Sloane was waiting, and the sheriff. Chango ushered her into the small room, offered her a chair facing the two men and withdrew, closing the door behind him. Sunlight poured through the west windows and lay hot and clear upon the worn brown rug and the shelves and glinted against a microscope on top of the shabby, roll-top desk. Sloane who had risen when she entered resumed his seat before the desk, tilting back in the swivel chair. The sheriff, a big, well-fleshed man with a tired face and pouched eyes, gave her a scrutinizing look and took out his handkerchief and wiped his glistening forehead and bald head.
Sloane said: “Miss Shore, I want you to tell us the whole story of last night over again. This is Sheriff Utley and I want him to hear it from your own lips. Slowly, if you please, and in detail. But first, I want you to look at this.”
“This” was a once crumpled, now flattened piece of paper with words written on it in a large, careless handwriting.
It was the note Creda had written; the note that had been removed from Eden’s own pocket. Yet—yet it wasn’t that either! For there was more, much more, written upon it than the line or two she remembered with such clarity.
She looked at it incredulously and caught her breath in a sharp little gasp. Both men noted that and she realized it. Sloane said:
“I’m to
ld by Averill Blaine, and by Noel Carreaux, and by Jim, that that is in Creda Blaine’s handwriting. Have you seen it before?”
“Yes,” said Eden and instantly cried: “No—no. This isn’t right.”
“Read it,” said the sheriff suddenly.
She gave him a startled look; surely they knew it by heart. But she read, faltering a little in spite of herself.

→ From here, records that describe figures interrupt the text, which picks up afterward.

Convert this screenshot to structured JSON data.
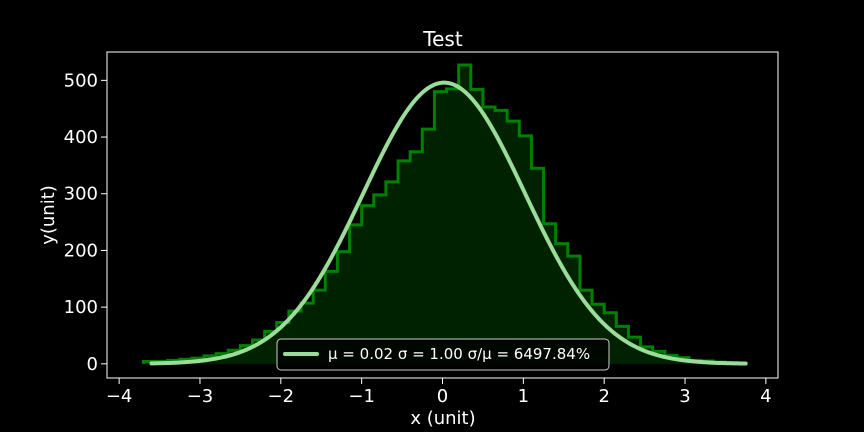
{
  "chart_data": {
    "type": "histogram",
    "title": "Test",
    "xlabel": "x (unit)",
    "ylabel": "y(unit)",
    "xlim": [
      -4.15,
      4.15
    ],
    "ylim": [
      -25,
      550
    ],
    "xticks": [
      -4,
      -3,
      -2,
      -1,
      0,
      1,
      2,
      3,
      4
    ],
    "xtick_labels": [
      "−4",
      "−3",
      "−2",
      "−1",
      "0",
      "1",
      "2",
      "3",
      "4"
    ],
    "yticks": [
      0,
      100,
      200,
      300,
      400,
      500
    ],
    "ytick_labels": [
      "0",
      "100",
      "200",
      "300",
      "400",
      "500"
    ],
    "grid": false,
    "legend_position": "lower-center",
    "histogram": {
      "bin_edges": [
        -3.7,
        -3.55,
        -3.4,
        -3.25,
        -3.1,
        -2.95,
        -2.8,
        -2.65,
        -2.5,
        -2.35,
        -2.2,
        -2.05,
        -1.9,
        -1.75,
        -1.6,
        -1.45,
        -1.3,
        -1.15,
        -1.0,
        -0.85,
        -0.7,
        -0.55,
        -0.4,
        -0.25,
        -0.1,
        0.05,
        0.2,
        0.35,
        0.5,
        0.65,
        0.8,
        0.95,
        1.1,
        1.25,
        1.4,
        1.55,
        1.7,
        1.85,
        2.0,
        2.15,
        2.3,
        2.45,
        2.6,
        2.75,
        2.9,
        3.05,
        3.2,
        3.35,
        3.5,
        3.65,
        3.75
      ],
      "counts": [
        4,
        4,
        6,
        8,
        10,
        14,
        18,
        24,
        32,
        42,
        57,
        73,
        93,
        107,
        130,
        163,
        198,
        245,
        279,
        298,
        321,
        358,
        374,
        414,
        480,
        485,
        527,
        484,
        453,
        447,
        428,
        402,
        345,
        247,
        212,
        190,
        130,
        105,
        90,
        66,
        47,
        30,
        22,
        15,
        11,
        6,
        5,
        3,
        2,
        1
      ],
      "color": "#008000",
      "fill_color": "#002200"
    },
    "fit_curve": {
      "mu": 0.02,
      "sigma": 1.0,
      "peak": 496,
      "x_range": [
        -3.6,
        3.75
      ],
      "color": "#99dd99"
    },
    "legend": {
      "label": "μ = 0.02  σ = 1.00  σ/μ = 6497.84%"
    }
  }
}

“Dear Jim. Cold-blooded murder is too much. I won’t do any more, I can’t. Jim—you must believe me—and let me go. I give up my share of the money willingly to you. I promise you not to tell no matter what—”
It stopped there—trailed away in a line of ink that had not been there the night before. Eden cried sharply:
“But it’s not right. It wasn’t like that. It’s all wrong.”

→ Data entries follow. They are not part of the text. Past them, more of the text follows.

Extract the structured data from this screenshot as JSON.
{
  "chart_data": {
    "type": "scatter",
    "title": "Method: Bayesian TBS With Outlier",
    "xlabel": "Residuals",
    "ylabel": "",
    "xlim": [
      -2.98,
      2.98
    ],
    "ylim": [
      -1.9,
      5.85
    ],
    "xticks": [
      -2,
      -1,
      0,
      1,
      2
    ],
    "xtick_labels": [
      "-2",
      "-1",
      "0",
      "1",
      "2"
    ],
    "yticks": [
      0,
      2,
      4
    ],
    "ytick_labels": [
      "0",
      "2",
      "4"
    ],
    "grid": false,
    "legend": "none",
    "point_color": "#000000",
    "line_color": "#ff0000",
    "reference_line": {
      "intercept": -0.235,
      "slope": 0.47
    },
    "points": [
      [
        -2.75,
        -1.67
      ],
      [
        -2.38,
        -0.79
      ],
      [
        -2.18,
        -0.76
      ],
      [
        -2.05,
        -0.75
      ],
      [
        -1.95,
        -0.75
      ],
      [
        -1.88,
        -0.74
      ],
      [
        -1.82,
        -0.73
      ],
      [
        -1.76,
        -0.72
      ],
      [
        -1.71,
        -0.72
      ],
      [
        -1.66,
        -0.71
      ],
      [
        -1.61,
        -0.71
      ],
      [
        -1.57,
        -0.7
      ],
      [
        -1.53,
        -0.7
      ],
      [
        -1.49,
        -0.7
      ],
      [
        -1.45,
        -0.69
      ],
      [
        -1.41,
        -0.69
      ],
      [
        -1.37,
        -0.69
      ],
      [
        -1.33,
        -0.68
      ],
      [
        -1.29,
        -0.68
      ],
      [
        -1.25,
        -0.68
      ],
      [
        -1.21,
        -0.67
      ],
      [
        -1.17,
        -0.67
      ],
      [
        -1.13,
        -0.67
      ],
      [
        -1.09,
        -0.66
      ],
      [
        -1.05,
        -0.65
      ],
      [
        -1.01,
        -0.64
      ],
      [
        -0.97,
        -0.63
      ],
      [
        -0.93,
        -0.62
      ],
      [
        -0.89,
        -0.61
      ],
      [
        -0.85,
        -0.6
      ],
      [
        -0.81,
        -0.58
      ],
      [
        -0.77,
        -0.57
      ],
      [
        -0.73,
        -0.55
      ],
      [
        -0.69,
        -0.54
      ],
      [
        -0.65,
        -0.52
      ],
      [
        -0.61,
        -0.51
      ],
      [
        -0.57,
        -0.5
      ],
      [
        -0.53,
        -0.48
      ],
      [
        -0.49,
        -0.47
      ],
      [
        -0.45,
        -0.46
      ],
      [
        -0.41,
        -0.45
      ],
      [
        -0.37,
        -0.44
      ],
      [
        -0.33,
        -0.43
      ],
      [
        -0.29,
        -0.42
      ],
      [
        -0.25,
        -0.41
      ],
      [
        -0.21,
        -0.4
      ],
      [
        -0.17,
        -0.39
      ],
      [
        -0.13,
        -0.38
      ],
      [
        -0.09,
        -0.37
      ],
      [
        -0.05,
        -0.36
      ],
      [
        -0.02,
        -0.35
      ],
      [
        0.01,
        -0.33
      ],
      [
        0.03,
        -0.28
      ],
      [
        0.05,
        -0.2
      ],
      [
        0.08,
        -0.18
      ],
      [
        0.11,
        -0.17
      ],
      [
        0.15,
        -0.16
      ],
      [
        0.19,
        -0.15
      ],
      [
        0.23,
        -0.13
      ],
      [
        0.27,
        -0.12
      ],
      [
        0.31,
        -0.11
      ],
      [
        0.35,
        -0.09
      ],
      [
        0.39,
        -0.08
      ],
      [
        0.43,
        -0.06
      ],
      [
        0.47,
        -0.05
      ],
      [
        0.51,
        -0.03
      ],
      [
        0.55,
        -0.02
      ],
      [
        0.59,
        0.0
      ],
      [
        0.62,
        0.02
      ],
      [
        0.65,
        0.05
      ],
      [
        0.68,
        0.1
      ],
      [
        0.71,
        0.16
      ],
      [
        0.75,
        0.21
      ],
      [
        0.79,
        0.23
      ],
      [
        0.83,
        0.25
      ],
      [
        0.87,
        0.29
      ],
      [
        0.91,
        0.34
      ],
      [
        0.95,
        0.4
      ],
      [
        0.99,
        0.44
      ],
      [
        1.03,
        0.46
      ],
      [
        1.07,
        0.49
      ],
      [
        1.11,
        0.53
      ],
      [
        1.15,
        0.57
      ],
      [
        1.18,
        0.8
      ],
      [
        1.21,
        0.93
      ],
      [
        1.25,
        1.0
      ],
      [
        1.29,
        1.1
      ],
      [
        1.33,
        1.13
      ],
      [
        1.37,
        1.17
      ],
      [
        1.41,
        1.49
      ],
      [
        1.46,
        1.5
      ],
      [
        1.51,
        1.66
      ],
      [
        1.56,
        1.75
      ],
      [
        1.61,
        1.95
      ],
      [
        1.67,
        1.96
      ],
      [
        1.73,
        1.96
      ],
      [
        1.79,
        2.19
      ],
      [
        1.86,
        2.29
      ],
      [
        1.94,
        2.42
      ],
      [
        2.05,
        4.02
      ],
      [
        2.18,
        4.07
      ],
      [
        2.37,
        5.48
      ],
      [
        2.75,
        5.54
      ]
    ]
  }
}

“So you’ve seen this before?” The sheriff leaned heavily forward. “Your fingerprints are on the revolver, Miss Shore. You found the woman dead. Your scarf choked the life out of her. Now then, why did you do it?”
“But I didn’t,” cried Eden, in a high, unsteady voice. “I didn’t!” She turned toward Sloane with her hands thrust out beseechingly. “You must know I didn’t do it! I had no motive. And Jim—this note isn’t right. He couldn’t have been what Creda says—he—why, he’s your friend! You know him.”
A look in the detective’s eyes stopped her. It was a cold, strange look which removed him definitely and finally from a world where friendship counted and appeal had power. He said, although that icy look made it unnecessary:
“Friendship has nothing to do with this, Miss Shore. Please remember that, and Jim himself offers no explanation.”
Chapter 18
EDEN THOUGHT RATHER DESPERATELY: I must pull myself together; I must arrange what I have to say and I must make my statements clear and simple so they will believe me.
She leaned forward a little, speaking earnestly. “But I found that letter last night; in the cabin where I found Creda. I—took it and slipped it in the pocket of my white coat. Sometime last night it was taken from there; I don’t know who did it. But it was not like this when I found it. The middle part is the same. But words have been added to it.”